Count solutions of a equation with a constraint

Question

How to count the solutions of the equation \$x \cdot y + x \cdot z + y \cdot z = n, (0 \leq n \leq 10^4)\$ with the constraint that \$x \geq y \geq z \geq 0\$ ?

To solve this i've isolated the z value and brute-forced the values of x and y. If the values x,y,z satisfy the constraint and equation than its a valid solution.

#include <stdio.h>

int main () {
    int x,y,z,n,counter;
    while ( scanf("%d", &n), n != -1 ) {

        counter = 0;

        for ( x = n ; x >= 0; --x ) {
            for ( y = x ; y > 0 ; --y ) {
                z = (n - x*y);

                //negative z isn't valid
                if(z < 0)
                    continue;

                z /= (x + y);

                if( z <= y && y <= x && x*y + x*z + y*z == n ) {
                    ++counter;
                }
            }
        }

        printf("%d\n",counter);
    }
    return 0;
}

The input contains several lines with one value for n. The program must stop when this value is -1.

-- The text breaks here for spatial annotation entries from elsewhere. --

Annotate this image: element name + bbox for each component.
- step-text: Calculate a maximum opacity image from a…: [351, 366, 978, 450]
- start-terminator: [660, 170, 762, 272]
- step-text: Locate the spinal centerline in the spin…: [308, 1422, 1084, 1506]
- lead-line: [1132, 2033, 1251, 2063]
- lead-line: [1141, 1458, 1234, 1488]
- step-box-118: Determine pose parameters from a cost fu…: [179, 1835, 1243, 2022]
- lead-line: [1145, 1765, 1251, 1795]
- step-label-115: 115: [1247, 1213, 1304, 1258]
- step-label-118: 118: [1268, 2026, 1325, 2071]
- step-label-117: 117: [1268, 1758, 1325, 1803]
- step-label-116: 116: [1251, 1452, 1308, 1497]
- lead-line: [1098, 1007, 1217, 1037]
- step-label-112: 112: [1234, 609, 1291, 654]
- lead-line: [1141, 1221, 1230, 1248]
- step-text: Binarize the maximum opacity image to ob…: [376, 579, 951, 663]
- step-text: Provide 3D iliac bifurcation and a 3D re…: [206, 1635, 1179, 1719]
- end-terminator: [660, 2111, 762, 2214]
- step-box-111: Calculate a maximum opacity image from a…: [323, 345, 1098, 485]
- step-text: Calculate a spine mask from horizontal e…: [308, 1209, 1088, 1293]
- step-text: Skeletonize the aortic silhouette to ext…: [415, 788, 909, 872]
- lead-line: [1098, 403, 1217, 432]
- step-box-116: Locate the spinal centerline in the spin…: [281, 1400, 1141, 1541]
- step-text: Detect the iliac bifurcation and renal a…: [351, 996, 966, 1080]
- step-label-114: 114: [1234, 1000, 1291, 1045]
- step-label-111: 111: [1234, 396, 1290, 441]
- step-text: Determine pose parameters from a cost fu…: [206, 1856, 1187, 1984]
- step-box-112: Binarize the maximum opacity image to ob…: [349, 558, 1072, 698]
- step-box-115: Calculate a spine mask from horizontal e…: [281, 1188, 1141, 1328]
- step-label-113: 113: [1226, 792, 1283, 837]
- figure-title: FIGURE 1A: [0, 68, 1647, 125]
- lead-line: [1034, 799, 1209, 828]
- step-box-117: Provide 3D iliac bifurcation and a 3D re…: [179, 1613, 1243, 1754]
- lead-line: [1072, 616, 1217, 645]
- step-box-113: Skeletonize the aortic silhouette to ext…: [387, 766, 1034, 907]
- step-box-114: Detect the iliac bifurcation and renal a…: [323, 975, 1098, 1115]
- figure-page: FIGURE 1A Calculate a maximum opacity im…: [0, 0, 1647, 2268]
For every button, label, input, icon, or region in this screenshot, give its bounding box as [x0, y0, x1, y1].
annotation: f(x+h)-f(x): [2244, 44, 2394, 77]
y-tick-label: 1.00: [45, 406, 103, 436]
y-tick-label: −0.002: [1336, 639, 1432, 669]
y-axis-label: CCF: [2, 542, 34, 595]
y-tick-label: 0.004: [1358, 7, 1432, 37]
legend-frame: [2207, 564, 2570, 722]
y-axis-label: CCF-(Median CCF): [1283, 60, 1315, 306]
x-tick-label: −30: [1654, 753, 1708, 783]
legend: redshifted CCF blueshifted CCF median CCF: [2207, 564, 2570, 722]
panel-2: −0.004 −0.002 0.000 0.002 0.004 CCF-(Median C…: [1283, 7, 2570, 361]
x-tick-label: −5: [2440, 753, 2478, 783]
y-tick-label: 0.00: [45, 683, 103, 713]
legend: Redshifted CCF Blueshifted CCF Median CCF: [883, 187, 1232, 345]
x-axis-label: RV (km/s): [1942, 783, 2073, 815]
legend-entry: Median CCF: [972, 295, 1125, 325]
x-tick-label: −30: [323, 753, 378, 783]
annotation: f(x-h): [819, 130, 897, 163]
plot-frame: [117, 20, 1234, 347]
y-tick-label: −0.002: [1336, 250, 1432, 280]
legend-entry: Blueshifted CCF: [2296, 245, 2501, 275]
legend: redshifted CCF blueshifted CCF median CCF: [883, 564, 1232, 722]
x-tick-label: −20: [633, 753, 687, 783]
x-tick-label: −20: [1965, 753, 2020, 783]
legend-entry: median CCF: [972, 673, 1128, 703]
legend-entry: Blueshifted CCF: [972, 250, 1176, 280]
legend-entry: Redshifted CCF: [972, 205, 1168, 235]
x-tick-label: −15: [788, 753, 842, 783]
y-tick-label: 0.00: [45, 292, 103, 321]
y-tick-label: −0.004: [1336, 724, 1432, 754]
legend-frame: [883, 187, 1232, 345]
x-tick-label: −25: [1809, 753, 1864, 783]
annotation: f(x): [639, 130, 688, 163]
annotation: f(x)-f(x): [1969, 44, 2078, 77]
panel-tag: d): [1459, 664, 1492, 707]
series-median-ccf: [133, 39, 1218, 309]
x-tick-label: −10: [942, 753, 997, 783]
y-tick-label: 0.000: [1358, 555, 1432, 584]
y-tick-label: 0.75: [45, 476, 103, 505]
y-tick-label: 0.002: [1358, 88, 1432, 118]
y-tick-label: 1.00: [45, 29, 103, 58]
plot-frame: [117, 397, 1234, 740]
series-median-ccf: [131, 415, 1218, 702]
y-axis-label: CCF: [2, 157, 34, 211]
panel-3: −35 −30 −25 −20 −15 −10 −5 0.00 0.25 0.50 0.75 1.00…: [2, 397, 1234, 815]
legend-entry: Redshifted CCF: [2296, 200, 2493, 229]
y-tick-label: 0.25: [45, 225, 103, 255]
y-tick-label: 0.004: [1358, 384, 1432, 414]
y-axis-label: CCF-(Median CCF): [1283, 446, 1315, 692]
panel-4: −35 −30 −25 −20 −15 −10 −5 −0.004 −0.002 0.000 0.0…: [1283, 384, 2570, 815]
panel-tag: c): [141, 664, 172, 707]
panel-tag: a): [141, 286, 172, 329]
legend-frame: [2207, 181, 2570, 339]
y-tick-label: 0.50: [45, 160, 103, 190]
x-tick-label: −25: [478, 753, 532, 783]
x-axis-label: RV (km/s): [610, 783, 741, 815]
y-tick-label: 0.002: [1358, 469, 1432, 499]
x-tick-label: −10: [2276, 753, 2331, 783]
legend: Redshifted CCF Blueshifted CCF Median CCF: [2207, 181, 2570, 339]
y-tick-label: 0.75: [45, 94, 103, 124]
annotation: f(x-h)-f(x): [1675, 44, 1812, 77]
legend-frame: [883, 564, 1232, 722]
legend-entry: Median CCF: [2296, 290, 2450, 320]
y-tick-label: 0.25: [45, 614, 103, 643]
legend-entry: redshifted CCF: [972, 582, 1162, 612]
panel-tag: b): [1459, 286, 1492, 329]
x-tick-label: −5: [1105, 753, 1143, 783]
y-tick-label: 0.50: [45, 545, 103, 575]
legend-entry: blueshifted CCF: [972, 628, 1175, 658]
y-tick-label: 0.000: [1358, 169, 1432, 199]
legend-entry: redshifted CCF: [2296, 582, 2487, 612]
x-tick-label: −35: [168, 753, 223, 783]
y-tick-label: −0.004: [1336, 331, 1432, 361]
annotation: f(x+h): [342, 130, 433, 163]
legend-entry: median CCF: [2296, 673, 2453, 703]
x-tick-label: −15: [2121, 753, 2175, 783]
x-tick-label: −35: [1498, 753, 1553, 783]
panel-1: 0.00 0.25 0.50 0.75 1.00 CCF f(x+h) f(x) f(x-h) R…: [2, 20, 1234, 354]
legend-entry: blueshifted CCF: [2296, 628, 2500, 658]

The output is the number of solutions of the equation in separated lines.

Sample Input:

20
1
9747
-1

Sample Output:

5
1
57

How to make this code faster ?

Answer 1

Repeating work

Suppose one test case were 9747 and another test case were 9748. Right now, you do the full work for each test case, throwing away the work done for other test cases. This causes your program to take a long time if there are many large test cases.

There is a way to compute all the answers for each of the 10000 test cases in one computation, so you can immediately find the answer to any test case instantly after that.

Sieve-like algorithm

This algorithm works similar to the Sieve of Eratosthenes. It loops through each (x,y,z) combination and increments count[n] by one. Once that is done, count[n] is the answer for any test case n.

#include <stdio.h>

#define MAX        10000
int counts[MAX+1];

int main(void)
{
    int x, y, z, n;

    // For each (x,y,z) combination, increment counts[n] by one, where
    // n = x*y + x*z + y*z, or in other words: n = x*y + z*(x+y)
    for (x = 0; x <= MAX; x++) {
        for (y = 0; y <= x; y++) {
            int sum = x+y;
            for (z = 0, n = x*y; z <= y && n <= MAX; z++, n += sum) {
                counts[n]++;
            }
        }
    }

    // Read test cases and print out answers.
    do {
        scanf("%d", &n);
        if (n == -1 || n > MAX)
            break;
        printf("%d\n", counts[n]);
    } while(1);

    return 0;
}

Timing comparison

The sieve program takes 0.04 seconds on my computer no matter how many test cases are thrown at it. The original program took 0.03 seconds for the sample input shown (3 test cases), but it took 0.56 seconds to handle a test input of 20 large test cases (9900..9919). So as you can see, the original program is \$O(n)\$ on the number of test inputs when it could be made to be \$O(1)\$ using the sieve method.